Woods’ 6,835-yard golf course will take shape on a rocky peninsula that extends seven miles into the Pacific Ocean, off the western coast of Baja California. Brian Tucker, one of the project's developers, said in an e-mail to Kurt Badenhausen that 17 of the course's holes will be located on or adjacent to the ocean and that golfers will need to play “over half a dozen shots” over water. He also said that he and his partners were creating “something special –- a true golf club -– not just another real estate development with golf.”

Punta Brava is being developed by Flagship Group, a firm co-founded by Brady Oman and Hal Jones. The group's partners include “Red” McCombs, a co-founder of Clear Channel Communications, a long-time member of the Forbes 400, and a former owner of the Minnesota Vikings, the San Antonio Spurs, and the Denver Nuggets.

The course was originally scheduled to open this year. Tucker blamed the construction delay on difficulties involved in securing environmental permits, but he says the permits are now in hand.

The developers haven't yet begun to sell the community's lots. According to Tucker,
“After the course is open, the club will have a real estate offering, but when it does, it will only be to the members.”

united states The Low-Down on High Carolina

Despite having sold only 42 lots, the developer of Cliffs at High Carolina says he's still “fully committed” to building the community's Tiger Woods-designed golf course.

“We've invested $150 million in this project, so we are fully committed, and Tiger is fully committed to seeing this through to completion,” Jim Anthony told the Asheville Citizen-Times.


The bad news: the construction won't wrap up anytime soon.

Anthony told the paper that he now hopes to open the course in 2013. Last year he said he was shooting for late 2011 or 2012, already a delay from the original construction schedule.

Anthony also provided a construction update, as he said that “the mass grading [of five holes and the driving range] are two-thirds complete.”

Anthony has been selling lots in Cliffs at High Carolina since 2008. At build-out, the 3,000-acre community in Swannanoa, an eastern suburb of Asheville, is supposed to have up to 1,200 houses.

Don't fret, though. The news from North Carolina is still better than the news from Dubai.

Tuesday, February 1, 2011

poland Coal Comfort

A coal mine in southern Poland is about to find new life as a golf community.

It’s the Szombierki mine in Bytom, a northwestern suburb of Katowice. An affiliate of Armada Development SA owns the 250-acre property, where it plans to build single-family houses, some retail and commercial areas, and an 18-hole golf course that’s been co-designed by Christoph Stadler and Christian Althaus of Munster, Germany-based Stadler Golf Courses.

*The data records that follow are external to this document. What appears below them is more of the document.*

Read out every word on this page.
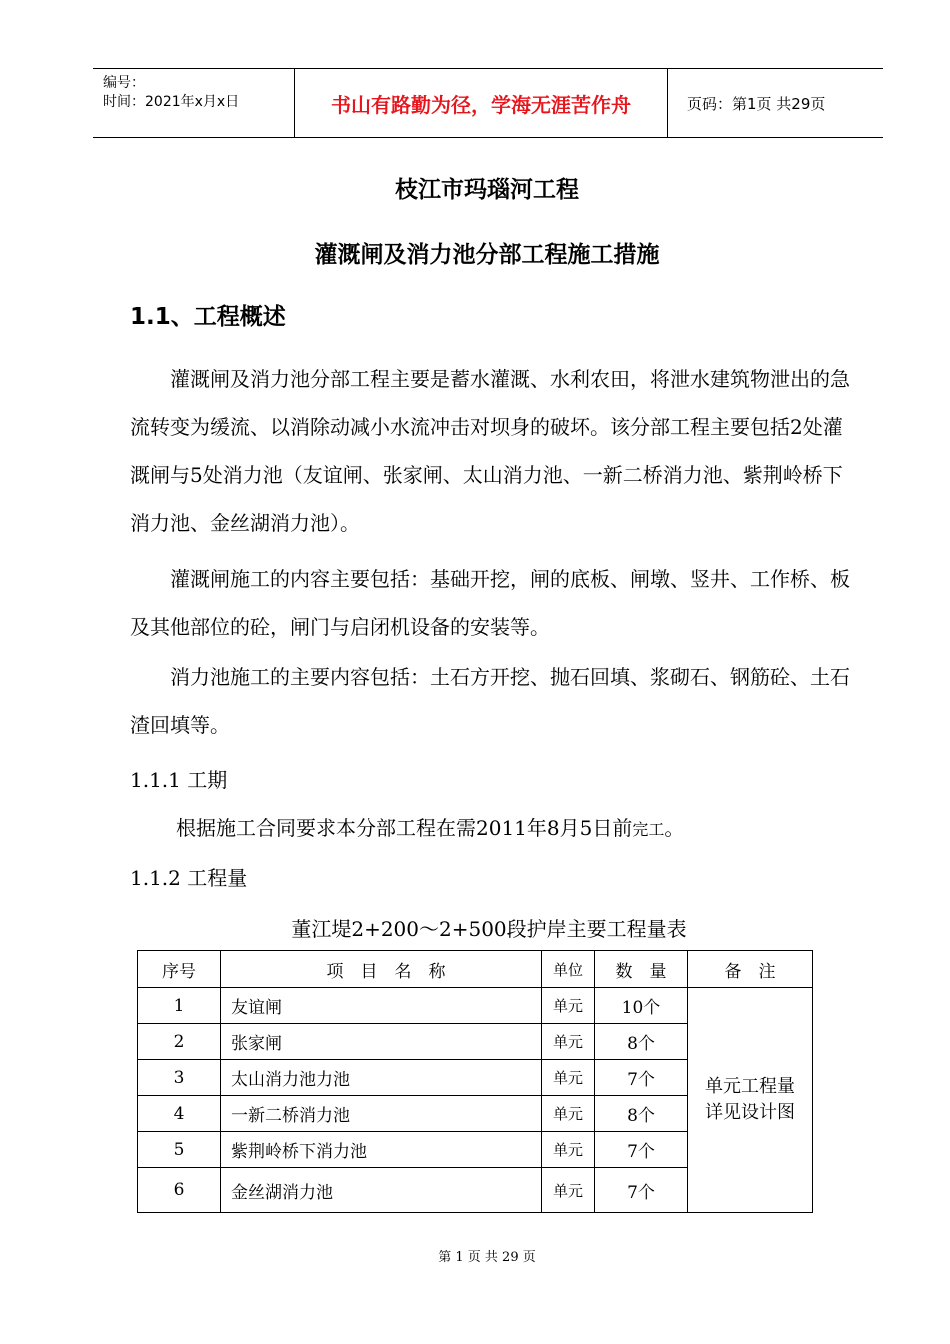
编号：
时间：2021年x月x日	书山有路勤为径，学海无涯苦作舟	页码：第1页 共29页
枝江市玛瑙河工程
灌溉闸及消力池分部工程施工措施
1.1、工程概述

灌溉闸及消力池分部工程主要是蓄水灌溉、水利农田，将泄水建筑物泄出的急流转变为缓流、以消除动减小水流冲击对坝身的破坏。该分部工程主要包括2处灌溉闸与5处消力池（友谊闸、张家闸、太山消力池、一新二桥消力池、紫荆岭桥下消力池、金丝湖消力池）。

灌溉闸施工的内容主要包括：基础开挖，闸的底板、闸墩、竖井、工作桥、板及其他部位的砼，闸门与启闭机设备的安装等。

消力池施工的主要内容包括：土石方开挖、抛石回填、浆砌石、钢筋砼、土石渣回填等。

1.1.1 工期
根据施工合同要求本分部工程在需2011年8月5日前完工。
1.1.2 工程量
董江堤2+200～2+500段护岸主要工程量表
序号	项　目　名　称	单位	数　量	备　注
1	友谊闸	单元	10个	单元工程量详见设计图
2	张家闸	单元	8个	
3	太山消力池力池	单元	7个	
4	一新二桥消力池	单元	8个	
5	紫荆岭桥下消力池	单元	7个	
6	金丝湖消力池	单元	7个	
第 1 页 共 29 页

The most visually arresting element on the property is the mine’s 15-story hoisting tower, which will be transformed into a 50-room hotel with some apartments, office space, a restaurant, stores, and a recreation center. The tower is a protected structure -– the developers call it “a gem of the modernist industrial architecture” -– that can’t be torn down.

Armada purchased the site from the state, and it hopes to acquire more than 500 acres of additional state-owned property in the future. Michael Golis, the company’s primary stockholder, also owns a local Toyota dealership and, perhaps more importantly, the city’s professional soccer team.

Golis broke ground on Bytom Golf Club’s first nine last fall and expects to open it in late 2011. The course’s second nine will take shape on property that’s still being mined, and work on it won’t begin until 2012 or 2013.

Stadler has designed several golf courses in Germany, including 27-hole complexes at Semlin am See Golf Club in Brandenburg and Golf Club Wittenbeck in Mecklenburg-Vorpommern.

He and another associate, Joachim Reinmuth, have co-designed an 18-hole course for Golfclub Haxterpark, which is under construction in Paderborn. The construction is expected to wrap up in the spring, and the course will likely open next year.